In fact, the Times has made such accommodations in the past. A recent Times profile of the socialist podcasters Chapo Trap House identified one of the members using only his pseudonym, Virgil Texas. (The piece gave one of the podcaster's girlfriends a pseudonym as well.) Neither Texas nor Alexander are truly anonymous: Amateur internet sleuths can uncover their identities fairly quickly. Alexander concedes this point but thinks there's a difference between being relatively (though not completely) anonymous and being named in a New York Times piece. In any case, the fact that the real name was already out there on the internet apparently did not deter the Times from protecting Texas.

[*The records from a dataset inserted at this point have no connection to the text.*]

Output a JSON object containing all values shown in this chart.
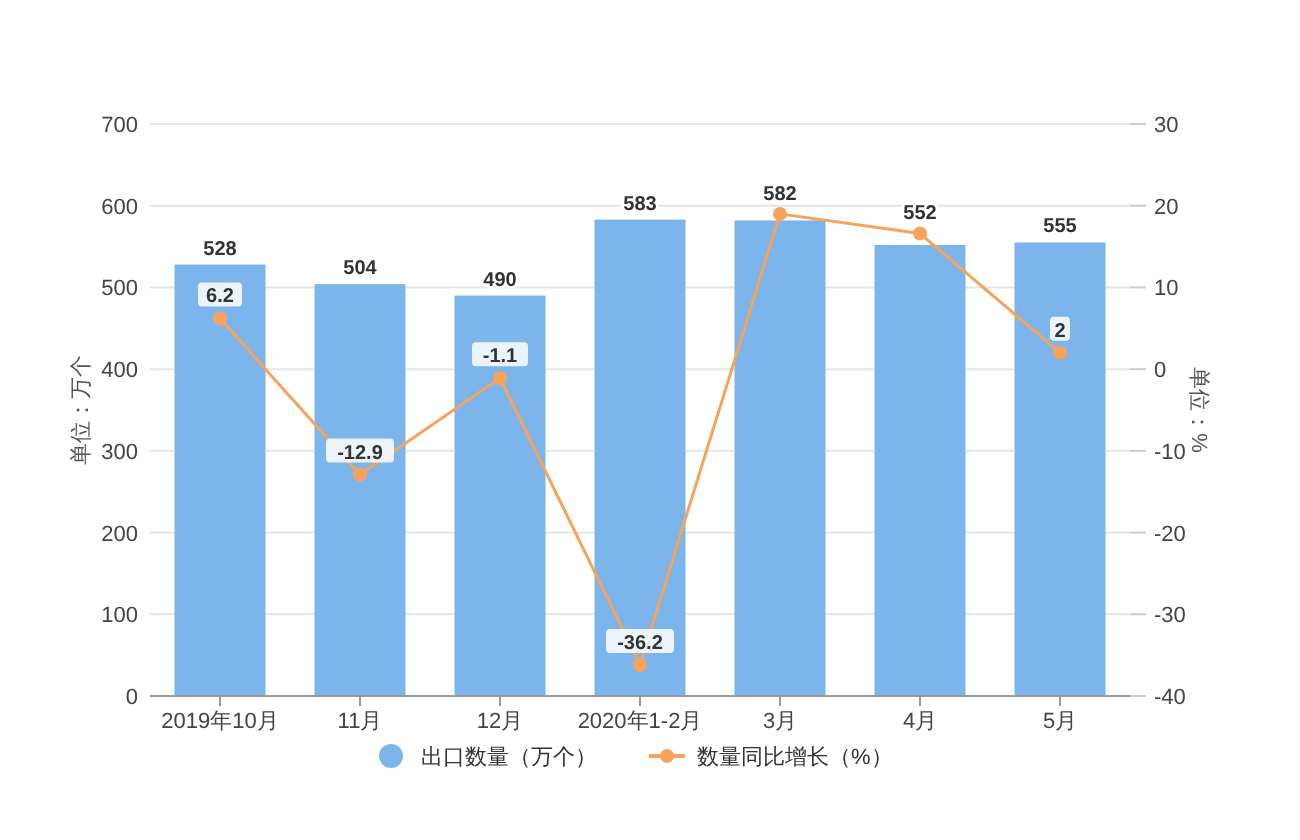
{
  "chart_data": {
    "type": "bar",
    "categories": [
      "2019年10月",
      "11月",
      "12月",
      "2020年1-2月",
      "3月",
      "4月",
      "5月"
    ],
    "ylabel": "单位：万个",
    "y2label": "单位：%",
    "ylim": [
      0,
      700
    ],
    "yticks": [
      0,
      100,
      200,
      300,
      400,
      500,
      600,
      700
    ],
    "y2lim": [
      -40,
      30
    ],
    "y2ticks": [
      -40,
      -30,
      -20,
      -10,
      0,
      10,
      20,
      30
    ],
    "grid": "y",
    "legend": "bottom",
    "marker": "circle",
    "series": [
      {
        "name": "出口数量（万个）",
        "color": "#7cb5ec",
        "values": [
          528,
          504,
          490,
          583,
          582,
          552,
          555
        ],
        "value_labels": [
          "528",
          "504",
          "490",
          "583",
          "582",
          "552",
          "555"
        ]
      },
      {
        "name": "数量同比增长（%）",
        "type": "line",
        "axis": "y2",
        "color": "#f7a35c",
        "values": [
          6.2,
          -12.9,
          -1.1,
          -36.2,
          19,
          16.6,
          2
        ],
        "value_labels": [
          "6.2",
          "-12.9",
          "-1.1",
          "-36.2",
          null,
          null,
          "2"
        ]
      }
    ]
  }
}
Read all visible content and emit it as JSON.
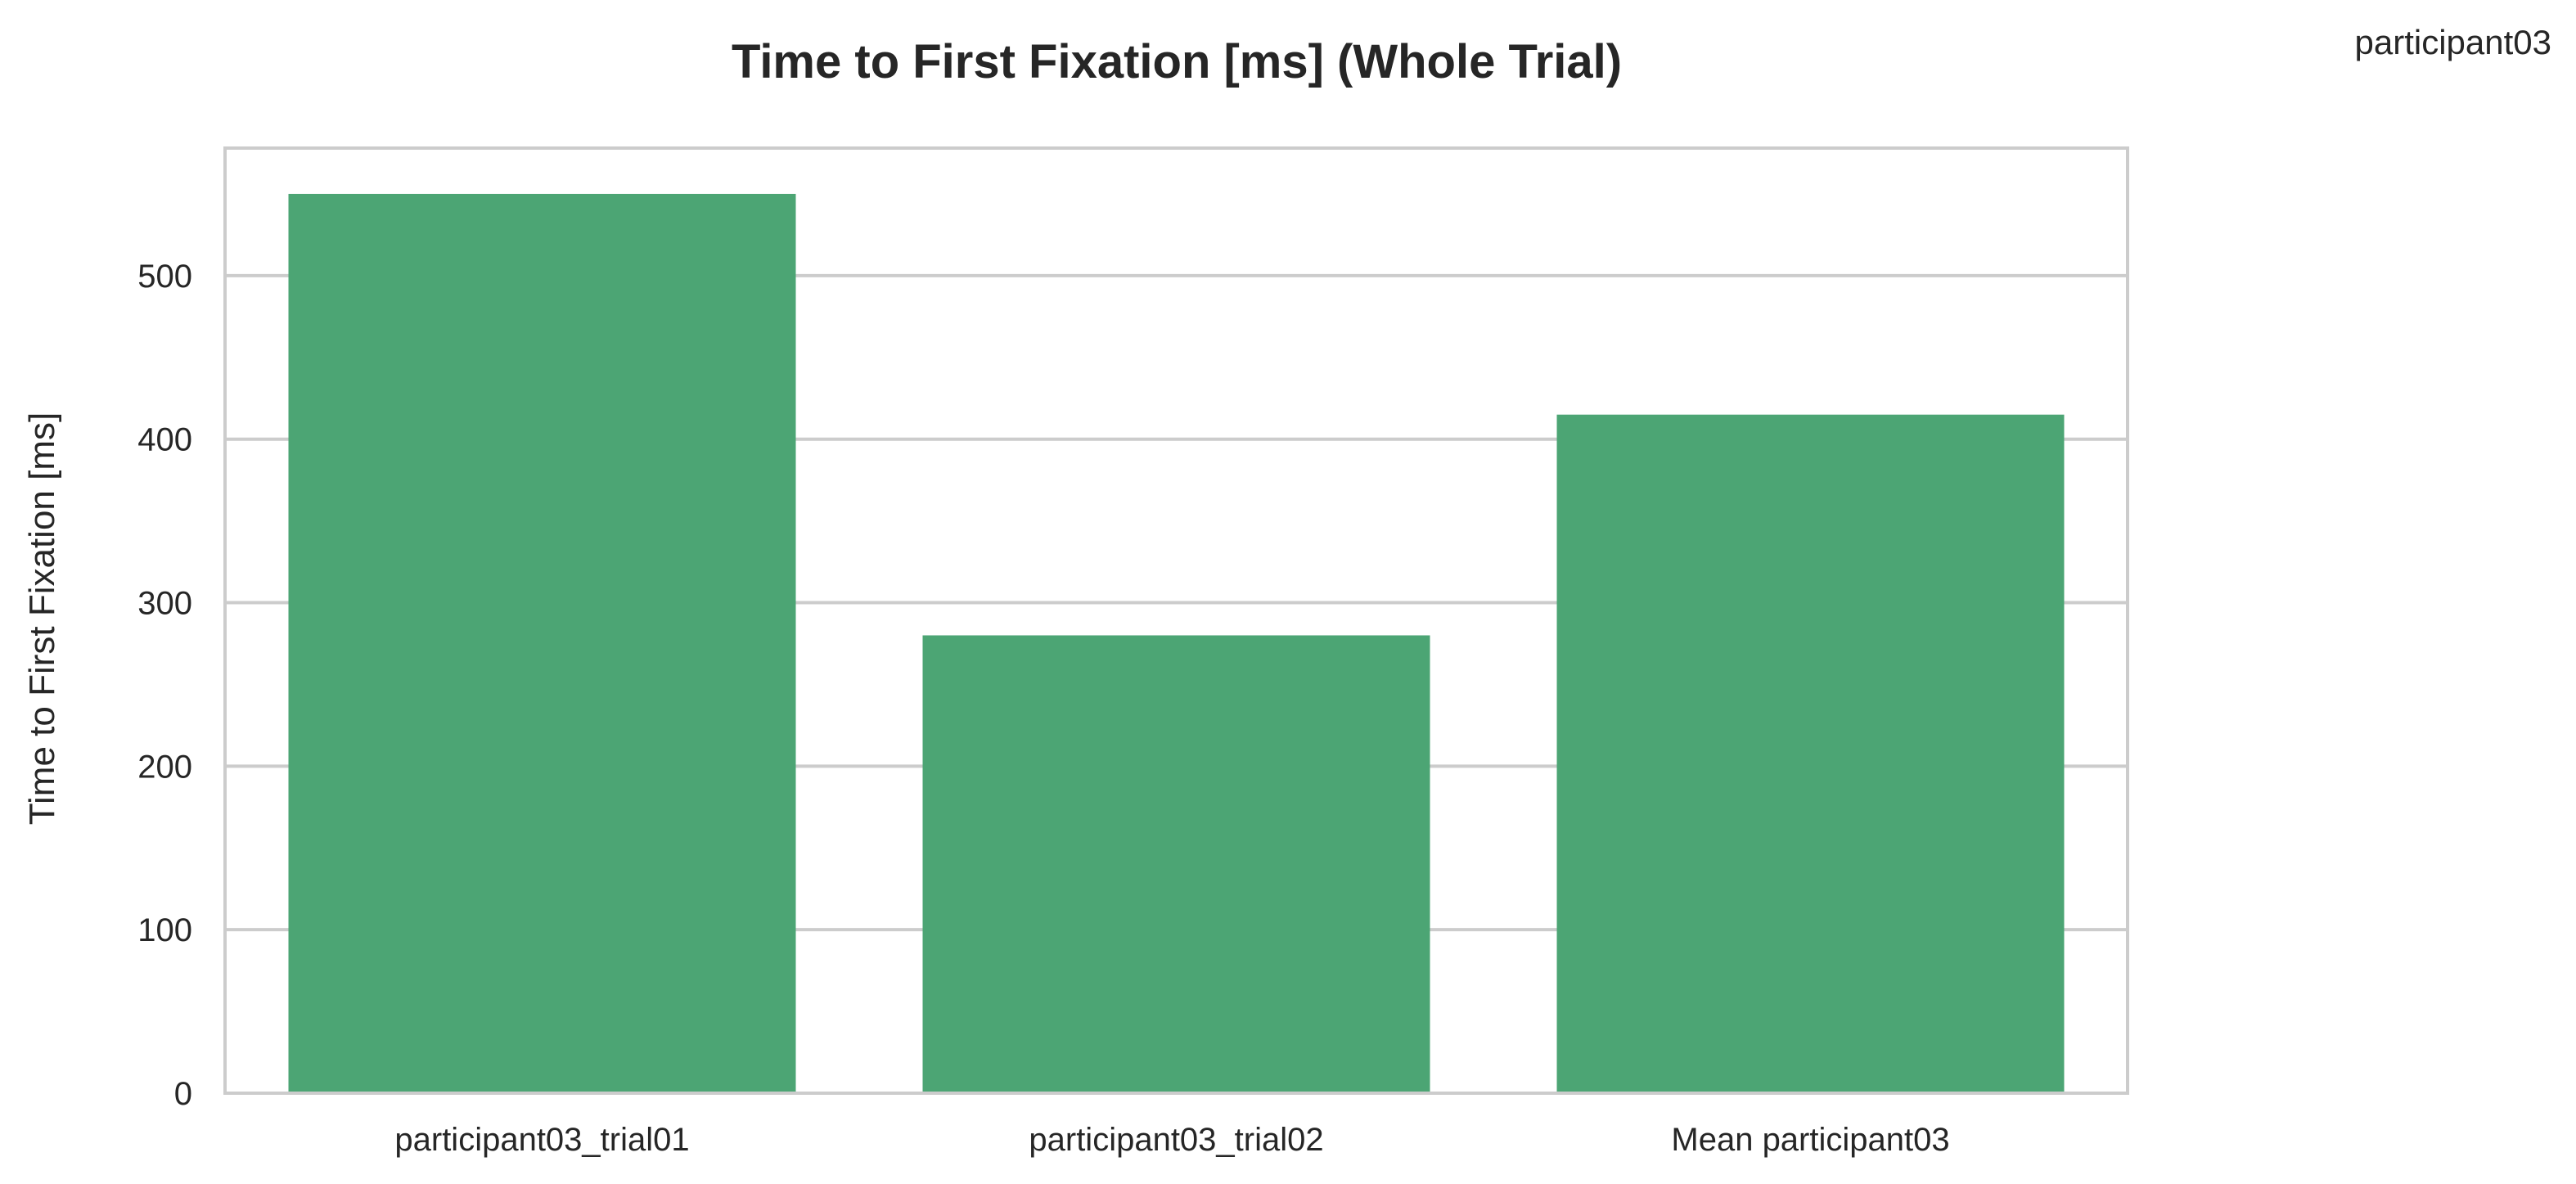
{
  "chart_data": {
    "type": "bar",
    "title": "Time to First Fixation [ms] (Whole Trial)",
    "ylabel": "Time to First Fixation [ms]",
    "xlabel": "",
    "categories": [
      "participant03_trial01",
      "participant03_trial02",
      "Mean participant03"
    ],
    "series": [
      {
        "name": "participant03",
        "values": [
          550,
          280,
          415
        ],
        "color": "#4ca574"
      }
    ],
    "ylim": [
      0,
      578
    ],
    "yticks": [
      0,
      100,
      200,
      300,
      400,
      500
    ],
    "ytick_labels": [
      "0",
      "100",
      "200",
      "300",
      "400",
      "500"
    ],
    "grid": true,
    "legend": "top-right",
    "colors": {
      "bar": "#4ca574",
      "grid": "#cccccc",
      "frame": "#cccccc",
      "text": "#262626"
    }
  }
}
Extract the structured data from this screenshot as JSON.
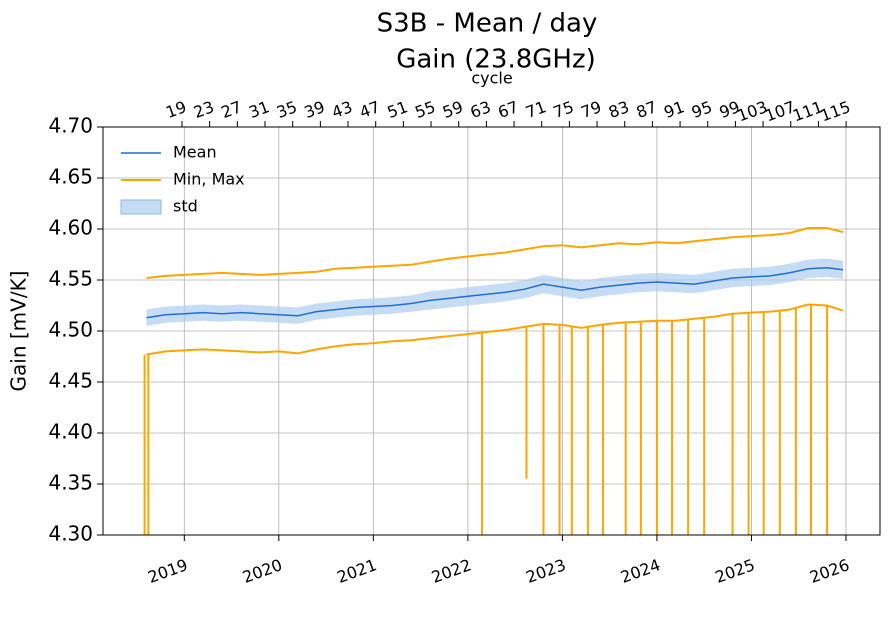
{
  "chart_data": {
    "type": "line",
    "title": "S3B - Mean / day",
    "subtitle": "Gain (23.8GHz)",
    "ylabel": "Gain [mV/K]",
    "x2label": "cycle",
    "x": [
      2018.6,
      2018.8,
      2019.0,
      2019.2,
      2019.4,
      2019.6,
      2019.8,
      2020.0,
      2020.2,
      2020.4,
      2020.6,
      2020.8,
      2021.0,
      2021.2,
      2021.4,
      2021.6,
      2021.8,
      2022.0,
      2022.2,
      2022.4,
      2022.6,
      2022.8,
      2023.0,
      2023.2,
      2023.4,
      2023.6,
      2023.8,
      2024.0,
      2024.2,
      2024.4,
      2024.6,
      2024.8,
      2025.0,
      2025.2,
      2025.4,
      2025.6,
      2025.8,
      2025.97
    ],
    "series": [
      {
        "name": "Mean",
        "color": "#1f6fd1",
        "values": [
          4.513,
          4.516,
          4.517,
          4.518,
          4.517,
          4.518,
          4.517,
          4.516,
          4.515,
          4.519,
          4.521,
          4.523,
          4.524,
          4.525,
          4.527,
          4.53,
          4.532,
          4.534,
          4.536,
          4.538,
          4.541,
          4.546,
          4.543,
          4.54,
          4.543,
          4.545,
          4.547,
          4.548,
          4.547,
          4.546,
          4.549,
          4.552,
          4.553,
          4.554,
          4.557,
          4.561,
          4.562,
          4.56
        ],
        "band": {
          "name": "std",
          "color": "#aecdf0",
          "values": [
            0.008,
            0.008,
            0.008,
            0.008,
            0.008,
            0.008,
            0.008,
            0.008,
            0.008,
            0.008,
            0.008,
            0.008,
            0.008,
            0.008,
            0.008,
            0.009,
            0.009,
            0.009,
            0.009,
            0.009,
            0.009,
            0.009,
            0.009,
            0.009,
            0.009,
            0.009,
            0.009,
            0.009,
            0.009,
            0.009,
            0.009,
            0.009,
            0.009,
            0.009,
            0.009,
            0.009,
            0.009,
            0.009
          ]
        }
      },
      {
        "name": "Min, Max",
        "color": "#ffa500",
        "max": [
          4.552,
          4.554,
          4.555,
          4.556,
          4.557,
          4.556,
          4.555,
          4.556,
          4.557,
          4.558,
          4.561,
          4.562,
          4.563,
          4.564,
          4.565,
          4.568,
          4.571,
          4.573,
          4.575,
          4.577,
          4.58,
          4.583,
          4.584,
          4.582,
          4.584,
          4.586,
          4.585,
          4.587,
          4.586,
          4.588,
          4.59,
          4.592,
          4.593,
          4.594,
          4.596,
          4.601,
          4.601,
          4.597
        ],
        "min": [
          4.477,
          4.48,
          4.481,
          4.482,
          4.481,
          4.48,
          4.479,
          4.48,
          4.478,
          4.482,
          4.485,
          4.487,
          4.488,
          4.49,
          4.491,
          4.493,
          4.495,
          4.497,
          4.499,
          4.501,
          4.504,
          4.507,
          4.506,
          4.503,
          4.506,
          4.508,
          4.509,
          4.51,
          4.51,
          4.512,
          4.514,
          4.517,
          4.518,
          4.519,
          4.521,
          4.526,
          4.525,
          4.52
        ],
        "drops": {
          "x": [
            2018.58,
            2018.62,
            2022.15,
            2022.62,
            2022.8,
            2022.97,
            2023.1,
            2023.27,
            2023.43,
            2023.67,
            2023.83,
            2024.0,
            2024.16,
            2024.33,
            2024.5,
            2024.8,
            2024.97,
            2025.13,
            2025.3,
            2025.47,
            2025.63,
            2025.8
          ],
          "values": [
            4.29,
            4.29,
            4.29,
            4.355,
            4.29,
            4.29,
            4.29,
            4.29,
            4.29,
            4.29,
            4.29,
            4.29,
            4.29,
            4.29,
            4.29,
            4.29,
            4.29,
            4.29,
            4.29,
            4.29,
            4.29,
            4.29
          ]
        }
      }
    ],
    "xlim": [
      2018.14,
      2026.36
    ],
    "xticks": [
      2019,
      2020,
      2021,
      2022,
      2023,
      2024,
      2025,
      2026
    ],
    "x2lim": [
      7.58,
      119.9
    ],
    "x2ticks": [
      19,
      23,
      27,
      31,
      35,
      39,
      43,
      47,
      51,
      55,
      59,
      63,
      67,
      71,
      75,
      79,
      83,
      87,
      91,
      95,
      99,
      103,
      107,
      111,
      115
    ],
    "ylim": [
      4.3,
      4.7
    ],
    "yticks": [
      {
        "value": 4.3,
        "label": "4.30"
      },
      {
        "value": 4.35,
        "label": "4.35"
      },
      {
        "value": 4.4,
        "label": "4.40"
      },
      {
        "value": 4.45,
        "label": "4.45"
      },
      {
        "value": 4.5,
        "label": "4.50"
      },
      {
        "value": 4.55,
        "label": "4.55"
      },
      {
        "value": 4.6,
        "label": "4.60"
      },
      {
        "value": 4.65,
        "label": "4.65"
      },
      {
        "value": 4.7,
        "label": "4.70"
      }
    ],
    "grid": true,
    "legend": "upper left"
  }
}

Some will no doubt describe this double standard as an example of political bias, but it's probably better described as garden-variety sloppiness. It seems more likely that the Times does not have consistent standards here, and editors alternate between fostering over-reliance on anonymous sources and forbidding the practice.

A 2017 Times piece from the standards editor notes that many stories "present tough decisions—reporting about children, for instance, or people worried about their safety, or others who may be naive about the impact publicity could have on them" and "since no set of guidelines can cover every situation, the best we can do is to try to balance those questions of fairness and privacy with our chief goal: to tell readers what we know." If that's the policy—and if the piece doesn't contain a bombshell that necessitates the use of his name—it's hard to understand why Virgil Texas's request for anonymity is granted but Scott Alexander's is refused.